UNIDADE PARA RECONSTRUIR O BRASIL

As Fundações signatárias deste Manifesto, vinculadas a importantes e históricos partidos da esquerda brasileira, expressam a convicção de que, apesar das adversidades, o Brasil tem plenas condições de superar a presente crise.

Entendem que, independentemente das estratégias e táticas eleitorais do conjunto das legendas progressistas, uma base programática convergente pode facilitar o diálogo que construa a união de amplas forças políticas, sociais, econômicas e culturais que constituam uma nova maioria política e social capaz de retirar o país da crise e encaminhá-lo a um novo ciclo político de democracia, de soberania nacional e de prosperidade econômica e progresso social.

 

1)  Por que um novo projeto nacional de desenvolvimento 

Em crise há 10 anos, o capitalismo hegemonizado pela grande finança busca pretensas saídas. Por um lado, recrudesce o neoliberalismo, com a chamada política de austeridade, que corta direitos, liquida com o Estado de Bem-Estar Social, mutila a democracia e assegura os ganhos parasitários e astronômicos ao rentismo. Por outro, vai impondo uma nova ordem neocolonial através da qual açabarca a riqueza das nações e impõe amarras e políticas que negam o direito dos países da periferia e semiperiferia do centro capitalista de se desenvolverem autonomamente.

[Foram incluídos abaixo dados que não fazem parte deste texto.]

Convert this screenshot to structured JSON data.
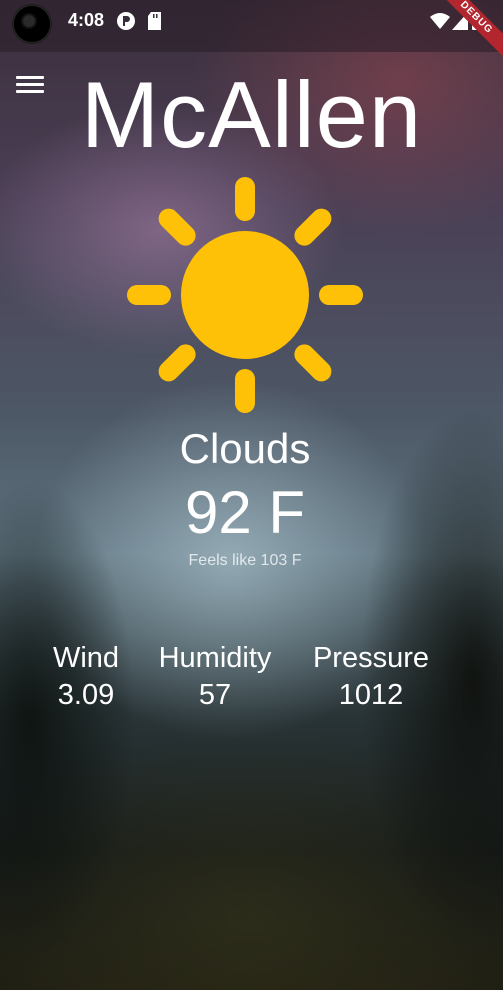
{
  "status_bar": {
    "time": "4:08",
    "icons": [
      "camera-cutout",
      "p-notification-icon",
      "sd-card-icon",
      "wifi-icon",
      "signal-icon",
      "battery-icon"
    ],
    "debug_banner": "DEBUG"
  },
  "weather": {
    "city": "McAllen",
    "icon": "sun-icon",
    "condition": "Clouds",
    "temperature": "92 F",
    "feels_like": "Feels like 103 F"
  },
  "stats": [
    {
      "label": "Wind",
      "value": "3.09"
    },
    {
      "label": "Humidity",
      "value": "57"
    },
    {
      "label": "Pressure",
      "value": "1012"
    }
  ],
  "colors": {
    "sun": "#FFC107",
    "debug_ribbon": "#B3262E",
    "text": "#FFFFFF"
  }
}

O governo politicamente ilegítimo de Michel Temer tem atuado, em essência, para subordinar o país integralmente a essa lógica imposta pelas grandes potências.

Estão sendo eliminadas ou mitigadas conquistas de natureza patriótica, democrática e popular alcançadas pela luta do povo brasileiro nos governos Getúlio Vargas e João Goulart – e ainda as conquistas que foram auferidas nas jornadas pela redemocratização do país e que resultaram na Constituição Cidadã de 1988 –, bem como o acervo de realizações do ciclo progressista de 2003-2016, dos governos Lula e Dilma, entre as quais o avanço dos indicadores sociais e a afirmação da soberania nacional.

Oito meses separam o país das eleições de 2018.

Há forte desalento na sociedade, mas, ao mesmo tempo, é grande a vontade do povo de retirar o país da crise e vê-lo reencontrar-se com a democracia e novamente prosperar, distribuir renda.

Mais uma vez a Nação se depara com uma encruzilhada: Ou o país se reencontra com o caminho da democracia, da soberania nacional, do desenvolvimento e do progresso social; ou seguirá na rota, que lhe impôs o governo Temer, do entreguismo, do autoritarismo e do corte crescente dos direitos do povo e da classe trabalhadora.

Aqui se ressaltam, portanto, dois grandes fatores que determinam a necessidade de as forças populares e progressistas elaborarem um novo projeto nacional. Primeiro: vigorosamente repelir a tentativa das grandes potências capitalistas de subordinarem o nosso país aos ditames de uma ordem neocolonial. Segundo: livrar o Brasil desse regime ultraliberal, autoritário, contra o povo e contra a Nação, que vem sendo imposto pelo governo Temer e pelos partidos conservadores e as grandes forças econômicas internas e externas que lhe dão apoio.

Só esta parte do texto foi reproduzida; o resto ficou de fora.